Without conscious effort, my retirement did just that and I dropped 30 pounds in my first year out here and I suspect it was from increased physical activity. But that stopped and left me well short of a tenable goal. the passage of time and aging catches up with you physically and you start to hurt more and become less mobile. Less mobility translates into less exercise and less exercise translates into a more challenging caloric balance for those who don’t want to calibrate their intake based on activity. That multiplier effect starts reversing itself.

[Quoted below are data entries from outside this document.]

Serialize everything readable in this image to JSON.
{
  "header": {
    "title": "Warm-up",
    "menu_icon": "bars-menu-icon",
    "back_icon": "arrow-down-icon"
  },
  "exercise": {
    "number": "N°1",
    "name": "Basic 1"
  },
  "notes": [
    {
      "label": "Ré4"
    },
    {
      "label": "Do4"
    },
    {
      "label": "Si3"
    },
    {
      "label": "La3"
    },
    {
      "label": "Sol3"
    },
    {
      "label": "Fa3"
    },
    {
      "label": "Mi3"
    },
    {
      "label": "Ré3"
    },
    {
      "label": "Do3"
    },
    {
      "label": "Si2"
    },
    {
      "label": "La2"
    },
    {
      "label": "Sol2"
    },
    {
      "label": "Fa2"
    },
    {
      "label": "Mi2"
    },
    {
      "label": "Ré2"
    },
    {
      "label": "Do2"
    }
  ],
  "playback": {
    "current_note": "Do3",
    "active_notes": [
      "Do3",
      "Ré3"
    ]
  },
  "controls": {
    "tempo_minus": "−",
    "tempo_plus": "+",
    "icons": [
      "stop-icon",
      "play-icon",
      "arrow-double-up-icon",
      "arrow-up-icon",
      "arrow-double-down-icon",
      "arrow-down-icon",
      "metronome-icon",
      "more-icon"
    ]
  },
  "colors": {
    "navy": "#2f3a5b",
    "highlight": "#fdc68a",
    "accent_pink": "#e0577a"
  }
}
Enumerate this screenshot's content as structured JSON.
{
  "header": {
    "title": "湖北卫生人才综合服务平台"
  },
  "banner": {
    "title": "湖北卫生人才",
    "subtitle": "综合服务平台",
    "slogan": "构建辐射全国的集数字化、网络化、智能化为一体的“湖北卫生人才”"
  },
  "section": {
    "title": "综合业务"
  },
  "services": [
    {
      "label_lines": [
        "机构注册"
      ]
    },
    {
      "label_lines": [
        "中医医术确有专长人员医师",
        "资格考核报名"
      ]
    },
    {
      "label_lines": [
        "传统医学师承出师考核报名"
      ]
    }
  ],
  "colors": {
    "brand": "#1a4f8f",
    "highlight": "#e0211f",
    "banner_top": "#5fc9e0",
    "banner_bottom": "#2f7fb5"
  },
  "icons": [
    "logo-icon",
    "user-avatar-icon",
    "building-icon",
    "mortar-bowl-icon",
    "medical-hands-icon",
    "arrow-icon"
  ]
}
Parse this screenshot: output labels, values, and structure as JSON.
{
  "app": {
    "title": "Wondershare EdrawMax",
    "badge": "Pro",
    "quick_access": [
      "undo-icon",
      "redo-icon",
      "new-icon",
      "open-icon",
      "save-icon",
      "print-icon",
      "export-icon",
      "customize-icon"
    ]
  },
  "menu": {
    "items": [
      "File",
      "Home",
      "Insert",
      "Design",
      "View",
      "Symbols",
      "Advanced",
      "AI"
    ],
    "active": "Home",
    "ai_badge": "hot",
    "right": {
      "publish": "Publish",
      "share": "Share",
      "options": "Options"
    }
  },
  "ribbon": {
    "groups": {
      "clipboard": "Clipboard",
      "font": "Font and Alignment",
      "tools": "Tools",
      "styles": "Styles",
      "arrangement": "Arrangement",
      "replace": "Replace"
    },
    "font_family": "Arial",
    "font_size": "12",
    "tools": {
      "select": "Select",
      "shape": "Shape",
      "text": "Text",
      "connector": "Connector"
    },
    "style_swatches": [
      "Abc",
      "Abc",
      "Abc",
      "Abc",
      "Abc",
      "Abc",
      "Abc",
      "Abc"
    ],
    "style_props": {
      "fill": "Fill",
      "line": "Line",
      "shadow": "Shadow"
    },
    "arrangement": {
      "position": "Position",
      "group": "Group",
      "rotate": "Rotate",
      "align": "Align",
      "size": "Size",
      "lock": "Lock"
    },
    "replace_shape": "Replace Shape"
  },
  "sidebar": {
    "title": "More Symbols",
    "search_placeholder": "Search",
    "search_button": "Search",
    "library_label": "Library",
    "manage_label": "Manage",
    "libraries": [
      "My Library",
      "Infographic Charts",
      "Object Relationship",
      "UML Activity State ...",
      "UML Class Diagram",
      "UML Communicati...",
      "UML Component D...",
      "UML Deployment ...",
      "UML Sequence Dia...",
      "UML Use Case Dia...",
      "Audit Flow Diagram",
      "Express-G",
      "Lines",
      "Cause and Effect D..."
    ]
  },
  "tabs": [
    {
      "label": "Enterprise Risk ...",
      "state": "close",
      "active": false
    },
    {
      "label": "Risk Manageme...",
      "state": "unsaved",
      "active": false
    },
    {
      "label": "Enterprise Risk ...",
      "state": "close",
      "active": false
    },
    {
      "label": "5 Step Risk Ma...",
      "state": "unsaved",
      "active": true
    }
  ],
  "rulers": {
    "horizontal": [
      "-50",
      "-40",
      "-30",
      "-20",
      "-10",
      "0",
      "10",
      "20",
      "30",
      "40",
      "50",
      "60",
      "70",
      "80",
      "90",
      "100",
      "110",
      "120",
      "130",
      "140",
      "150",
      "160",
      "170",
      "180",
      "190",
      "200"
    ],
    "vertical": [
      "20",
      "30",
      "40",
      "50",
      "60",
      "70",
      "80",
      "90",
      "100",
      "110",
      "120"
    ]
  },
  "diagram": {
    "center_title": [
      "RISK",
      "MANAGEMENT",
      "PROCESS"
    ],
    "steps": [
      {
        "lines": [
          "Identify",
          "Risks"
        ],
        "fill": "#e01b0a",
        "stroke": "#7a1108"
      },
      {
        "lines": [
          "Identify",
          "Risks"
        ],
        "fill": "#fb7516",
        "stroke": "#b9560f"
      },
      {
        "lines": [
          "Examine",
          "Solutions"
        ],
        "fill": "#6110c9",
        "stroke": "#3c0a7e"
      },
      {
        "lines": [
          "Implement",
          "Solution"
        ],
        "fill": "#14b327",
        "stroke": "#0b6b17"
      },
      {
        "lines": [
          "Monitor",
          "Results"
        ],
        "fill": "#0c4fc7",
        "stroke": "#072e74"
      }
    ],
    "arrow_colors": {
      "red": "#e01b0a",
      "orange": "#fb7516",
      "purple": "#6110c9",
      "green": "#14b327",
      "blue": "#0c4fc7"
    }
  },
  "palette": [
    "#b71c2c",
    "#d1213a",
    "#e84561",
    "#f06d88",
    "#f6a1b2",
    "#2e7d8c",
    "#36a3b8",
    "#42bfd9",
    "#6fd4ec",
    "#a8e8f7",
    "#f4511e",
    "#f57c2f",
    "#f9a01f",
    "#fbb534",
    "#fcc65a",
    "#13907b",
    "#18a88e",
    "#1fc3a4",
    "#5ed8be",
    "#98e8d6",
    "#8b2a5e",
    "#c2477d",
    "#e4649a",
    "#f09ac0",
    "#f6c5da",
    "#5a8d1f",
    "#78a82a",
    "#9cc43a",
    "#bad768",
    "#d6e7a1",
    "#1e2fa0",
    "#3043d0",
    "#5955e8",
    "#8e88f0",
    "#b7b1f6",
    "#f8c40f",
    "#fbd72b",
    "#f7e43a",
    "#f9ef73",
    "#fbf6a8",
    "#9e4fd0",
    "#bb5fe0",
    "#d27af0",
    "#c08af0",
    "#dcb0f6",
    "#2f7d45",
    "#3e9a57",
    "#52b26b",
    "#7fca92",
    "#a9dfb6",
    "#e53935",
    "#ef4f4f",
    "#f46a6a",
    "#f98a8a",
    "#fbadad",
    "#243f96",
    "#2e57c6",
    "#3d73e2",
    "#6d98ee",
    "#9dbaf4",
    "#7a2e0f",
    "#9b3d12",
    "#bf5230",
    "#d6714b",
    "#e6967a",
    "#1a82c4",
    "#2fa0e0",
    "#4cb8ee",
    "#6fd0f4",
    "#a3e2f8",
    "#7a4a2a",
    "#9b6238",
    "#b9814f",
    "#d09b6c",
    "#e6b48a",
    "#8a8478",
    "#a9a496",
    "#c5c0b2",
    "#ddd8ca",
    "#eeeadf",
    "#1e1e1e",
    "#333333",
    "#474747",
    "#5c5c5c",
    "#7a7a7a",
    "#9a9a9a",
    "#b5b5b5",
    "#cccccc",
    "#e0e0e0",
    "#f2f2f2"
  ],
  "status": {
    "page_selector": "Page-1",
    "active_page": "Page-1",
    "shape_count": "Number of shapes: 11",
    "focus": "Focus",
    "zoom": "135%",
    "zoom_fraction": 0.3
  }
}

One day recently I just woke up and decided to go sign up for the gym, start a twice weekly training program, swim laps and take aqua aerobics three or four times a week and go to a stretch clinic twice a week. Suddenly, I have launched a self-improvement binge focused on exercise and improved mobility. I have been asked why now?, and I have no good answer to that. There is no life event or change on the horizon. I have had no medical call of duty. I am happy and content even though a bit sore here and there. I just decided to do it. I guess sometimes, that’s enough and since it is all a good thing, no one seems inclined to challenge me on that too much. No let’s see if I can sustain it….

Update – I’ve now done three training sessions, swum laps five times and gone to Acquaaerobics once. I am on a 5-6 day/week workout schedule and feeling a bit better already.